In Vorträgen zu den Themen Geschichte, Architektur, Restaurierung, Bauforschung und Archäologie präsentierten Expertinnen und Experten des Landesamtes für Denkmalpflege und der Klosterkammer am 9. November 2024 Erkenntnisse aus baubegleitenden Untersuchungen sowie Gedanken zum Gestaltungskonzept.

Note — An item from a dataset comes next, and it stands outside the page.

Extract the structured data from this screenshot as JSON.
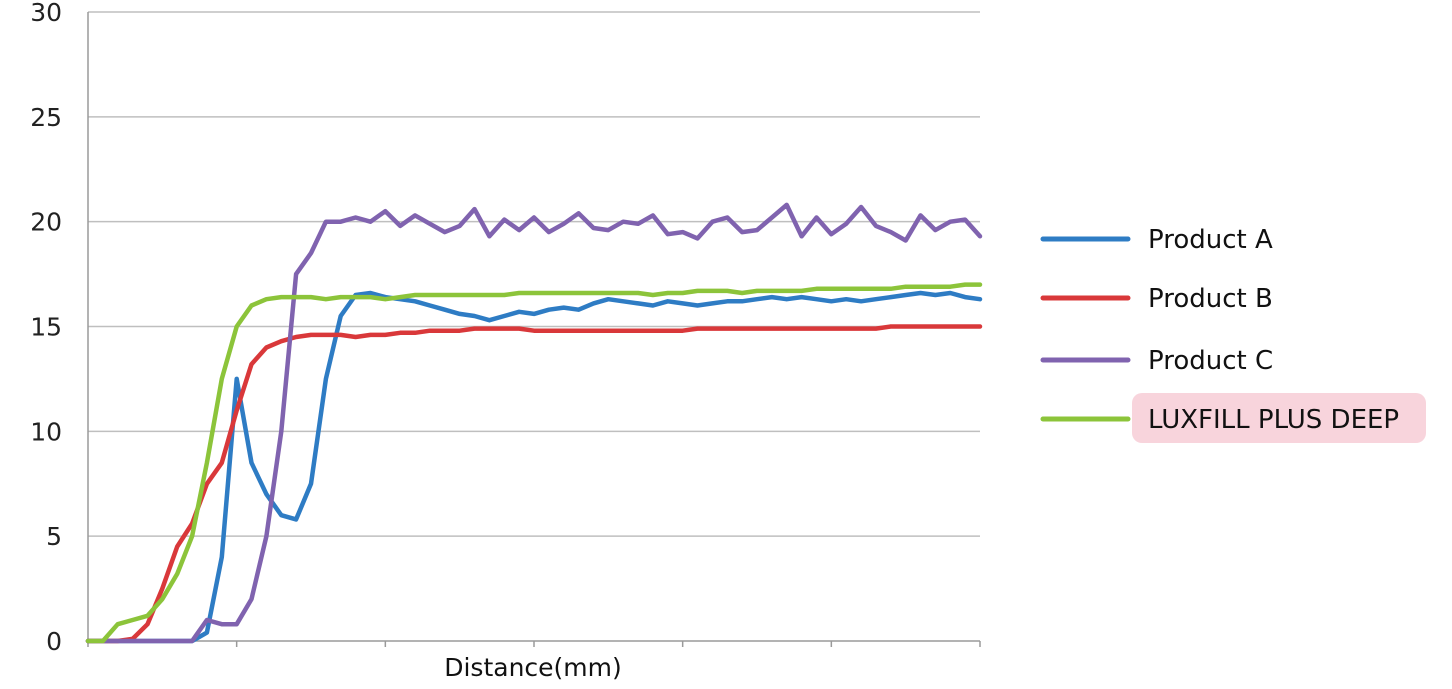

Klosterkammer-Präsidentin Dr. Thela Wernstedt, NLD-Landesarchäologe Dr. Henning Haßmann und Lamspringes Bürgermeister Andreas Humbert begrüßten die rund 120 interessierten Gäste im barocken Abtsaal des Klosters Lamspringe. Dr. Thela Wernstedt hob die Prinzipien des Denkmalerhalts hervor: „Der erste Schritt zum Schutz ist die Ausweisung als Denkmal durch das Landesamt für Denkmalpflege. Pflege meint den größtmöglichen Erhalt der vorhandenen Substanz und eine Weiterentwicklung des Gebäudes unter der Voraussetzung, dass diese Substanz auch in Zukunft erhalten bleibt. Schließlich gehört zu einer denkmalgerechten Sanierung auch die Forschung, der Blick dafür, was während des Sanierungsprozesses alles zum Vorschein kommt und wie das historisch einzuordnen ist.“
Dr. Henning Haßmann ergänzte: „Während das NLD als Landesdenkmalfachbehörde für die Einschätzung des Denkmalwertes zuständig ist, sieht sich die ebenfalls dem Erhalt des kulturellen Erbes verpflichtete Klosterkammer der Herausforderung gegenüber, die fachlichen Aspekte des Denkmalschutzes in die zu finanzierende Praxis umzusetzen. Dies gilt es mit einer letztlich auch für den Denkmalerhalt notwendigen Nutzung zu verknüpfen, was hier wunderbar gelungen ist.“
Neue Erkenntnisse zum ehemaligen Kloster Lamspringe präsentierten die Mitarbeiter des Landesamtes für Denkmalpflege. Mittelalterarchäologe Dr. Markus C. Blaich hat Hinweise auf die Entstehungszeit des Klosters ausgewertet: Begleitend zu Ausgrabungen im Kloster Lamspringe führte das NLD ein Forschungsprojekt zur Burganlage Hohen Schanze bei Winzenburg durch. Es zeigte sich, dass die Hohe Schanze keine Missionsstation des 8. und 9. Jahrhunderts ist, sondern eine Befestigung des 10.-12. Jahrhunderts. Damit ist sicher, dass entgegen der vorherigen Annahme kein Zusammenhang zwischen der Gründung des Klosters Lamspringe und dem Bau bei Winzenburg besteht.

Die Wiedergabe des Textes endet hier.